Why Is My IP Blacklisted?
Much like Hollywood maintains a “blacklist” of unemployable celebrities, so the Internet keeps lists of IP addresses forbidden from performing certain actions. These IP blacklists, or IP blocklists, inconvenience users, especially if they didn’t do anything to achieve blacklist status. Each list has different standards for listing or delisting IP addresses, but if you’ve found your IP address on a blacklist and wondered how, we’ll cover the possible reasons why and what you can do about it below.
How do I know if my IP is blacklisted?
The simplest way to know if your IP is blacklisted is by using a blacklist check tool. Enter your IP into the IP blacklist checker. It returns the status of your IP in relation to several blocklists. If you don’t know your IP address, visit WhatIsMyIP.com first and check your IP; you can copy it from there.
Because domain name server blacklists don’t notify users when their IP address enters a blacklist, IP blacklist checks are the best way for users to tell whether or not their IP address has been blacklisted.
Reasons for a blacklisted IP address
There are several reasons why your IP may have ended up on a blocklist or in a blacklist database. It's quite possible that you did nothing wrong. Some blacklists or blocklists automatically add any IP addresses assigned via Dynamic Host Configuration Protocol (DHCP) from their Internet service provider (ISP). Almost all residential connections access the Internet through DHCP IP addresses, resulting in many unnecessary additions to IP blacklists. Business accounts, on the other hand, are more likely to be assigned static IP addresses, making them less susceptible to the issue.
Furthermore, if you do have a DHCP address, it’s possible that your presence on a blocklist has nothing to do with you at all. In some instances, the previous owner of an IP sent email spam, had a virus, or performed some other action to end up on the list. Networks eventually reuse IP addresses once an owner no longer needs it. If your IP is on a blocklist, it could be the result of a previous owner’s activity. Only your ISP knows who had the IP address prior to you; you may have done nothing wrong.
Viruses or malware also often cause an IP to end up on a blocklist. If your computer has malware, whether you know it or not, it may be attempting to communicate with other devices across a network. Networks perceive this activity as an attack, even though you aren’t in control of it. Eventually, another administrator computer detects the activity coming from your device, blocks the IP, and reports the IP address.
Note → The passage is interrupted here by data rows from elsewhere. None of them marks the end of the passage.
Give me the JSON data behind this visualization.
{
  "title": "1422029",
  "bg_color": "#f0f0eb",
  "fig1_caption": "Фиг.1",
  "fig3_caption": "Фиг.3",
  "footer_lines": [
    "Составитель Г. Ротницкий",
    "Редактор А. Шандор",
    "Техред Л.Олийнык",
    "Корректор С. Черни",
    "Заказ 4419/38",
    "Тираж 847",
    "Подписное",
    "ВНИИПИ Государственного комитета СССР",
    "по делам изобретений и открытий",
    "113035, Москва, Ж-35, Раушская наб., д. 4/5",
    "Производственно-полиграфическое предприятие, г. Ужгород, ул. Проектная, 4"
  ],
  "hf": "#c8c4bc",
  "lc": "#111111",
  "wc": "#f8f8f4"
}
Therefore, your IP address ends up on a blocklist. Similarly, if you or your mail server send spam, blacklists flag and block those accounts.
How do I get my IP address off a blacklist?
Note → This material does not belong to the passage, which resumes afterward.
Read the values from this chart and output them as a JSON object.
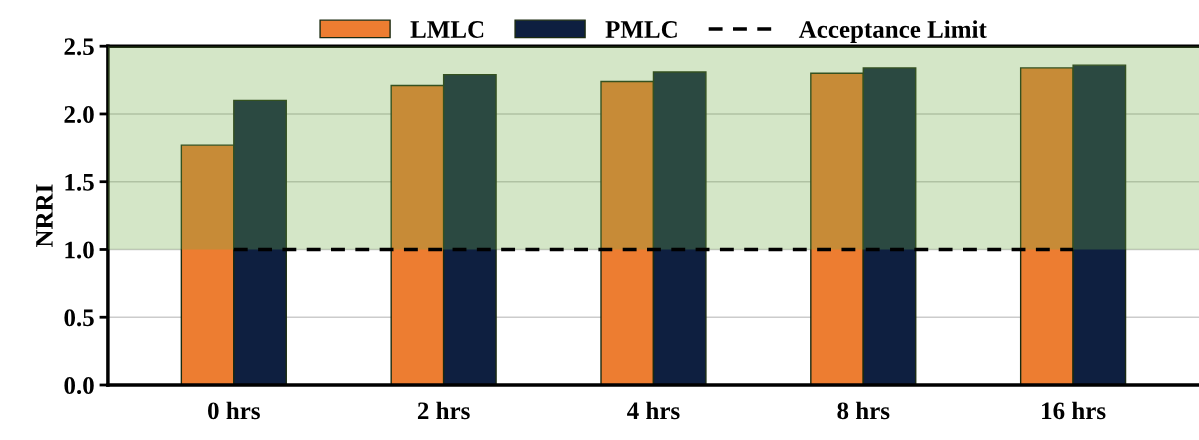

To get your IP address off a blacklist, first ensure that no infection exists on any devices within your network. Encountering a Trojan horse or keylogger would cause bigger issues than simply being blacklisted. You would want to take immediate action to remove the malware before moving forward. Determine your network is clean and that no unauthorized traffic is going out. Then, find the list containing your IP address. Contact them directly for removal.
Every blacklist or blocklist follows a different process for requesting an IP removal. Unfortunately, just because you make a removal request doesn’t mean the list must honor the request. Nevertheless, a removal request is still the best method for going about removing your IP address from a blacklist or blocklist.
What to do if your IP address stays blacklisted
As mentioned in the previous section, in some cases blacklists or blocklists won't remove your IP address even following a request. The severity of the situation will depend on what you use your computer for. If you’re an average home user, having your IP address on a list likely makes little difference in your day-to-day online activity. However, if you’re a business owner and run your own mail server, a blacklisted server will cause serious issues.
If you find your IP address is still blacklisted, ensure that only clean devices exist on your network. Furthermore, ensure you configure your mail server correctly, eliminating potential spam messages. Lock down the mail server, allowing only authenticated users to send messages back and forth. Once you’ve made sure your network is clean, you can try requesting removal again.
In many cases, you can also hide or change your IP address in order to avoid remaining on the blacklist. While it won’t get your IP off the list, you’ll be using a new IP, so essentially you’ll be able to circumvent the blacklist. This works in cases where it’s a straightforward IP ban like in cases mentioned above. Examples include if the prior owner caused the ban, or if your IP is automatically banned from no fault of your own.
However, in other cases, changing your IP won’t help you avoid a ban. Game servers, for instance, often block a gamer ID rather than an IP address when they blacklist a user. This means it wouldn’t matter what IP you tried to access the server with. As long as it links to your online ID, the server identifies and blocks your access. Servers can also ban you by other identifying information, like email account or username. In any of these cases, changing your IP won’t matter.
In any blacklisting situation, your best bet is always to contact the blacklist directly and submit a removal request.